Once smooth and creamy, taste and adjust seasoning. You can add fresh thyme or chile flakes, if you’d like. Serve with the veggies, bread and pickled onions (recipes below.)

Roasted Winter ?Vegetables and ?Toasted Bread

Makes 8 to 10 servings

20 tricolored baby carrots, peeled and trimmed

20 Brussels sprouts, bottoms trimmed

20 baby red potatoes, trimmed and cleaned, cut in half

20 baby white potatoes, trimmed and cleaned, cut in half

20 slices fresh baguette, for toasting

½ cup olive oil

1 teaspoon kosher salt

1 teaspoon fresh ground black pepper

Preheat oven to 400 degrees.

Toss each individual vegetable with a splash of olive oil and coat evenly, then sprinkle with salt and pepper.

Bake each kind of vegetable on its own sheet pan to allow to cook to perfection. Place potatoes cut side up for a nice, golden color. Roast for 20 to 25 minutes or until tender and remove from oven.

Brush baguette slices with olive oil and toast on a baking sheet for 10 to 12 minutes until golden.

Serve veggies and bread warm, with the fondue. (Vegetables and bread can be made one day in advance).

Pickled Onions

Makes 8 to 10 servings

1 cup red onions, peeled, cut in half and sliced thin

1 cup distilled white vinegar

¼ cup granulated sugar

1 bay leaf

½ teaspoon whole black peppercorns

Place ingredients in a small pot and bring to a simmer. Immediately remove from heat and allow to rest for one hour. Place in the fridge and serve with the fondue.

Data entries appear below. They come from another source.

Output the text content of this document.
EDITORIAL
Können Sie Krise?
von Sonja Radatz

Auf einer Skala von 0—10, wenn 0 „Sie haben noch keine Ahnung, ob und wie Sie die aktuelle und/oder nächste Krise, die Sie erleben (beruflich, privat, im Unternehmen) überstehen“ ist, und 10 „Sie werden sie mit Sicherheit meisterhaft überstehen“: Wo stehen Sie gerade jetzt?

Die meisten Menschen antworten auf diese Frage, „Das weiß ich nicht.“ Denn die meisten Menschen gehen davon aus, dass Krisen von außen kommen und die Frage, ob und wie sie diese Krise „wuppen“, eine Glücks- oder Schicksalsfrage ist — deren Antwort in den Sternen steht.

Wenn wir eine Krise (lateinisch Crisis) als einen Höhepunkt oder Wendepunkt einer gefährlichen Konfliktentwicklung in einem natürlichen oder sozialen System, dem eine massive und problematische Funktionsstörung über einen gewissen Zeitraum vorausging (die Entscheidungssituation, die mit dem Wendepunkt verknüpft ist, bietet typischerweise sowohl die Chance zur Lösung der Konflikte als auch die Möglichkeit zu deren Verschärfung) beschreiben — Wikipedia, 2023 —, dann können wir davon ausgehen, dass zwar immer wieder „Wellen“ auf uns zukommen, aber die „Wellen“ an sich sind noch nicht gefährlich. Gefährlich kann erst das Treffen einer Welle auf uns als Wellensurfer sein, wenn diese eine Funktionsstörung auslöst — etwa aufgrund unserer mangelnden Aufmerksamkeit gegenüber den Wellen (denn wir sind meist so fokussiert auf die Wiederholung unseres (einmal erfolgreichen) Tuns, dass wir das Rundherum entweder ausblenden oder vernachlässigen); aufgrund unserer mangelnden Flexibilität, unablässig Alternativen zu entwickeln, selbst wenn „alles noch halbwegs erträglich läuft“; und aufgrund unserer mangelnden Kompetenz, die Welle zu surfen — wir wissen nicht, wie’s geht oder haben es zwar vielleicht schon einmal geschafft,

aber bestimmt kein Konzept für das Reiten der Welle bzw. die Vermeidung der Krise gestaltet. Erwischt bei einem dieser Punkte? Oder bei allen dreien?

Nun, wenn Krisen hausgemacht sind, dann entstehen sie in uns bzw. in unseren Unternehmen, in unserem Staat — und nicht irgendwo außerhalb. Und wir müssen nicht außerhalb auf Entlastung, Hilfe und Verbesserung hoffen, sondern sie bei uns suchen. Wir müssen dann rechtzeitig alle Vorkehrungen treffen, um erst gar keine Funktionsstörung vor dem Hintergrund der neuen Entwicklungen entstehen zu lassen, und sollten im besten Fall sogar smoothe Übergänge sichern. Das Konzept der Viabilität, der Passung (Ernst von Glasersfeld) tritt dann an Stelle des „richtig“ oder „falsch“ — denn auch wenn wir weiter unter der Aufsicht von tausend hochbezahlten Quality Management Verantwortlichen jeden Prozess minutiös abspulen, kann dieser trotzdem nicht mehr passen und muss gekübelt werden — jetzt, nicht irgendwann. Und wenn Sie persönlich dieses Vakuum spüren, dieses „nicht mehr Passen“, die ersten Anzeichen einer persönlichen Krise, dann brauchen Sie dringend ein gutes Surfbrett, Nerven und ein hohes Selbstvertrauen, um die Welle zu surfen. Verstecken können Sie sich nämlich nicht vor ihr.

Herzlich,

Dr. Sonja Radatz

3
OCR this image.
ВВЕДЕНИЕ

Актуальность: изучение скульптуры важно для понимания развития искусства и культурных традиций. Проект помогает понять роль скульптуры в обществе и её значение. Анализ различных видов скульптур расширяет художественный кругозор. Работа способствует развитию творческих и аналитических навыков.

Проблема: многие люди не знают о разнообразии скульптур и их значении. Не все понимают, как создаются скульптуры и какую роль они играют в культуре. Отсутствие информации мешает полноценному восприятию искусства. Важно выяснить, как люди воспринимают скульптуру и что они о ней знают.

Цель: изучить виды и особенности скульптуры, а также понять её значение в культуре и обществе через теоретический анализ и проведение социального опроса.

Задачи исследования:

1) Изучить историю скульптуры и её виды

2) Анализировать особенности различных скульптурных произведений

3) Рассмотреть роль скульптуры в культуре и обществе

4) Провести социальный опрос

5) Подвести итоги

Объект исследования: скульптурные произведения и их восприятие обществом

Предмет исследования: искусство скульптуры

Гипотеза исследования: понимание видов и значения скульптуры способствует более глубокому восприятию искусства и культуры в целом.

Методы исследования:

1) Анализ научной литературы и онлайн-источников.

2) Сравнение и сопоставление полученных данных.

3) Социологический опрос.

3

Davis suggests serving the bagna cauda with filet mignon, roasted root vegetables and toasted baguettes (recipe above), bread sticks, vegetable crudités or roasted chicken. Suggested wine pairing: pinot noir or cabernet franc.

Bagna Cauda

Makes 8 to 10 servings

1 cup olive oil

6 tablespoons minced garlic

4 ounces sweet butter, cut into cubes

12 anchovy fillets, chopped fine

1 teaspoon fresh lemon juice

½ teaspoon kosher salt

½ teaspoon freshly ground black pepper

1 teaspoon fresh thyme leaves, chopped fine

1 teaspoon fresh parsley leaves, chopped fine

½ cup grated hard cheese of your choice (such as Two Rock Valley Goat Cheese)

In a heavy bottom saucepan over medium heat, heat ½ cup of the oil, add the garlic and sauté, stirring, until soft and golden, approximately 1 minute. Add the remaining ½ cup of oil and butter and whisk, stirring to melt the butter.

Add anchovies, lemon juice, salt, pepper, thyme and parsley and continue to simmer over a low heat and stir until the anchovies dissolve, about 10 minutes. Remove from the heat and stir in the grated hard cheese.

Adjust seasoning to taste. Serve warm in a fondue pot or a clay pot.